I've tried to define $g(z):=\frac{f(z)}{\prod_{i=1}^{k=N}(z-a_k)}$ and show that $g$ has the form $\frac{1}{P(z)}$ where P(z) is polynomial
Let $p_1, \dots, p_N$ be the principal parts of $f$ at $a_1, \dots, a_N$, i.e. they are given by the negative coefficient-parts of the Laurent series expansion of $f$ at $a_i, i = 1, \dots, N$. Note that the $p_i$ are rational functions.
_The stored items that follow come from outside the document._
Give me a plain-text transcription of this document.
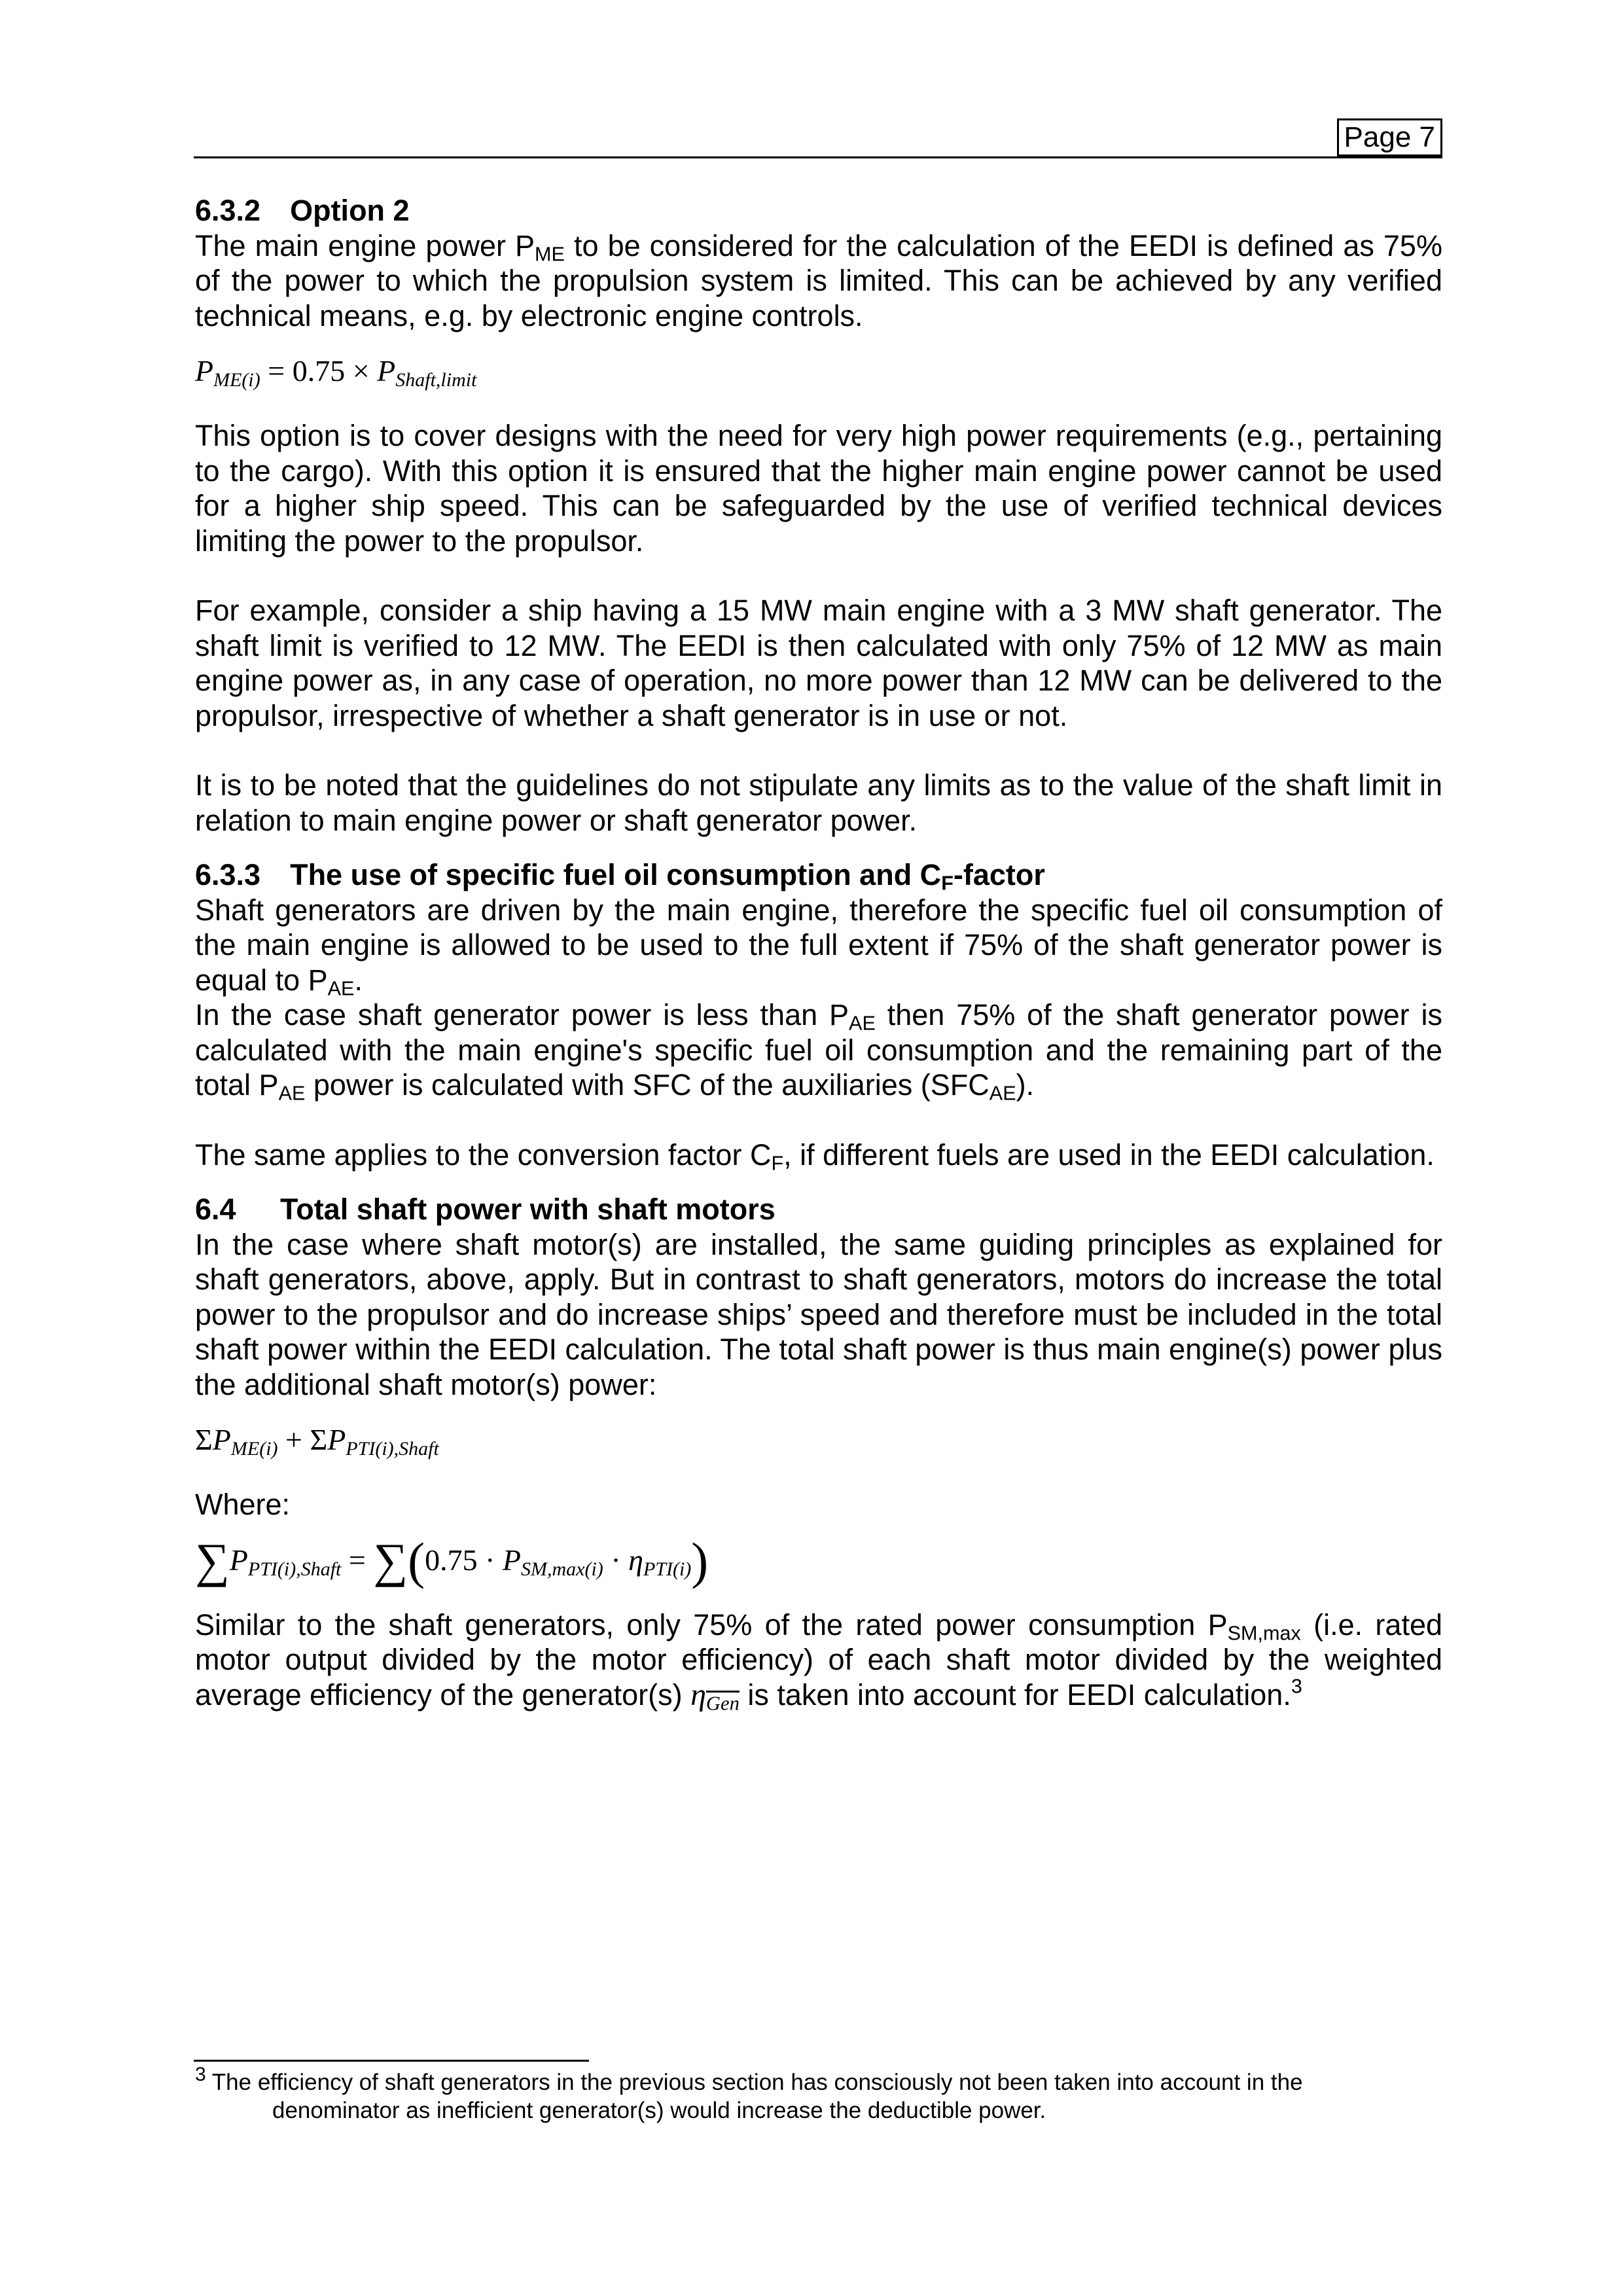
Page 7
6.3.2 Option 2

The main engine power $P_{ME}$ to be considered for the calculation of the EEDI is defined as 75% of the power to which the propulsion system is limited. This can be achieved by any verified technical means, e.g. by electronic engine controls.

PME(i) = 0.75 × PShaft,limit

This option is to cover designs with the need for very high power requirements (e.g., pertaining to the cargo). With this option it is ensured that the higher main engine power cannot be used for a higher ship speed. This can be safeguarded by the use of verified technical devices limiting the power to the propulsor.

For example, consider a ship having a 15 MW main engine with a 3 MW shaft generator. The shaft limit is verified to 12 MW. The EEDI is then calculated with only 75% of 12 MW as main engine power as, in any case of operation, no more power than 12 MW can be delivered to the propulsor, irrespective of whether a shaft generator is in use or not.

It is to be noted that the guidelines do not stipulate any limits as to the value of the shaft limit in relation to main engine power or shaft generator power.

6.3.3 The use of specific fuel oil consumption and $C_F$-factor

Shaft generators are driven by the main engine, therefore the specific fuel oil consumption of the main engine is allowed to be used to the full extent if 75% of the shaft generator power is equal to $P_{AE}$.

In the case shaft generator power is less than $P_{AE}$ then 75% of the shaft generator power is calculated with the main engine's specific fuel oil consumption and the remaining part of the total $P_{AE}$ power is calculated with SFC of the auxiliaries $(SFC_{AE})$.

The same applies to the conversion factor $C_F$, if different fuels are used in the EEDI calculation.

6.4  Total shaft power with shaft motors

In the case where shaft motor(s) are installed, the same guiding principles as explained for shaft generators, above, apply. But in contrast to shaft generators, motors do increase the total power to the propulsor and do increase ships’ speed and therefore must be included in the total shaft power within the EEDI calculation. The total shaft power is thus main engine(s) power plus the additional shaft motor(s) power:

ΣPME(i) + ΣPPTI(i),Shaft

Where:

∑PPTI(i),Shaft = ∑(0.75 · PSM,max(i) · ηPTI(i))

Similar to the shaft generators, only 75% of the rated power consumption $P_{SM,max}$ (i.e. rated motor output divided by the motor efficiency) of each shaft motor divided by the weighted average efficiency of the generator(s) $\eta_{\overline{Gen}}$ is taken into account for EEDI calculation.$^3$

3 The efficiency of shaft generators in the previous section has consciously not been taken into account in the
denominator as inefficient generator(s) would increase the deductible power.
Then $g = f - p_1 - \dots - p_N$ is entire, i.e. holomorphic on all of $\mathbb{C}$. Hence we can expand it as a Taylor series $$ g(z) = \sum_{k = 0}^{\infty} a_k z^k $$ Saying that $f$, and hence also $g$ has a pole (and not an essential singularity) at infinity means that $$ g\left(\frac1{z}\right) = \sum_{k=-\infty}^0 a_{-k} z^k $$ has a pole at $z = 0$, i.e. the series starts at some finite $-K$. But this means that the sum in the Taylor expansion for $g$ is finite, so $g$ is a rational function. Hence $f = g + p_1 + \dots p_N$ is a rational function.